A new employee will be nervous about what to do and what the expectations are for them so ensuring a smooth first day is critical in the integration process. Katie Morell writes about onboarding new employees and what to do before, during and after the new hire's first day.
On the First Day
Complete paperwork. The minute the new hire walks in the door, Meyer recommends going over the employee manual and finishing any necessary paperwork.
Meet with mentor. After the paperwork is finished, usher them into a conference room or out to lunch to meet with their mentor. Leave the room and let them talk amongst themselves, Meyer suggests.
Execute one-on-one meetings with team members. Organize 15-minute meetings with each person in the company, she adds. This works best with small companies of less than 20 people (Digital Talent Agents employs around 15 people). Instruct team members to explain what they do and how it relates to the new employee’s position. “Our new hires tell us that this is their favorite part of their first day because it gives them a basic understanding of what is going on from all parts of the company,” says Meyer.
Take them to lunch or coffee. Continue the meeting theme by personally taking them to a one-on-one lunch. If this is impossible on the first day, slot it in for the first week or 10 days.
Give them something to do. New hires are eager to contribute as soon as possible, says Regan.
“People feel horrible when they are just sitting around, not sure what to do,” he notes. “We try to get them working on something, even if it is something small, as quickly as possible.”

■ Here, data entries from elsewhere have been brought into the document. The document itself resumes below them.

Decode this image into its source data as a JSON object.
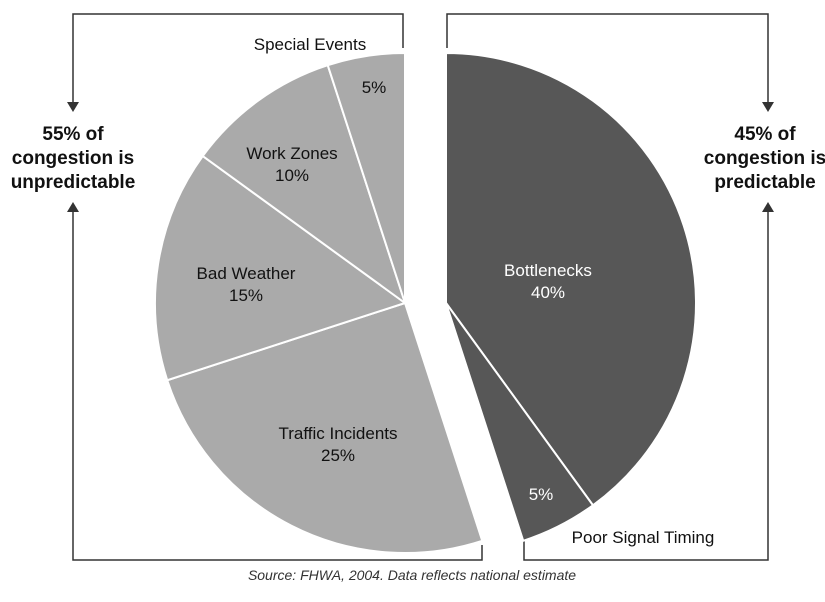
{
  "chart_data": {
    "type": "pie",
    "slices": [
      {
        "label": "Bottlenecks",
        "value": 40,
        "value_text": "40%",
        "color": "#575757",
        "group": "predictable"
      },
      {
        "label": "Poor Signal Timing",
        "value": 5,
        "value_text": "5%",
        "color": "#575757",
        "group": "predictable"
      },
      {
        "label": "Traffic Incidents",
        "value": 25,
        "value_text": "25%",
        "color": "#aaaaaa",
        "group": "unpredictable"
      },
      {
        "label": "Bad Weather",
        "value": 15,
        "value_text": "15%",
        "color": "#aaaaaa",
        "group": "unpredictable"
      },
      {
        "label": "Work Zones",
        "value": 10,
        "value_text": "10%",
        "color": "#aaaaaa",
        "group": "unpredictable"
      },
      {
        "label": "Special Events",
        "value": 5,
        "value_text": "5%",
        "color": "#aaaaaa",
        "group": "unpredictable"
      }
    ],
    "groups": {
      "unpredictable": {
        "lines": [
          "55% of",
          "congestion is",
          "unpredictable"
        ]
      },
      "predictable": {
        "lines": [
          "45% of",
          "congestion is",
          "predictable"
        ]
      }
    },
    "source": "Source: FHWA, 2004. Data reflects national estimate"
  }
}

…More at The Essential Onboarding Checklist
Everyone hates paperwork so it is best to get that out of the way first. Nothing helps a new team member more than getting some one-on-one face time with their new team. Allowing a new hire to forge connections with their new team is invaluable for leaders seeking to develop strong teams. The best thing that a new hire can do is work. Often times new hires are very excited on their first day and will relish any task given to them so leaders need to ensure that some project is planned so they don't languish and waste all that energy.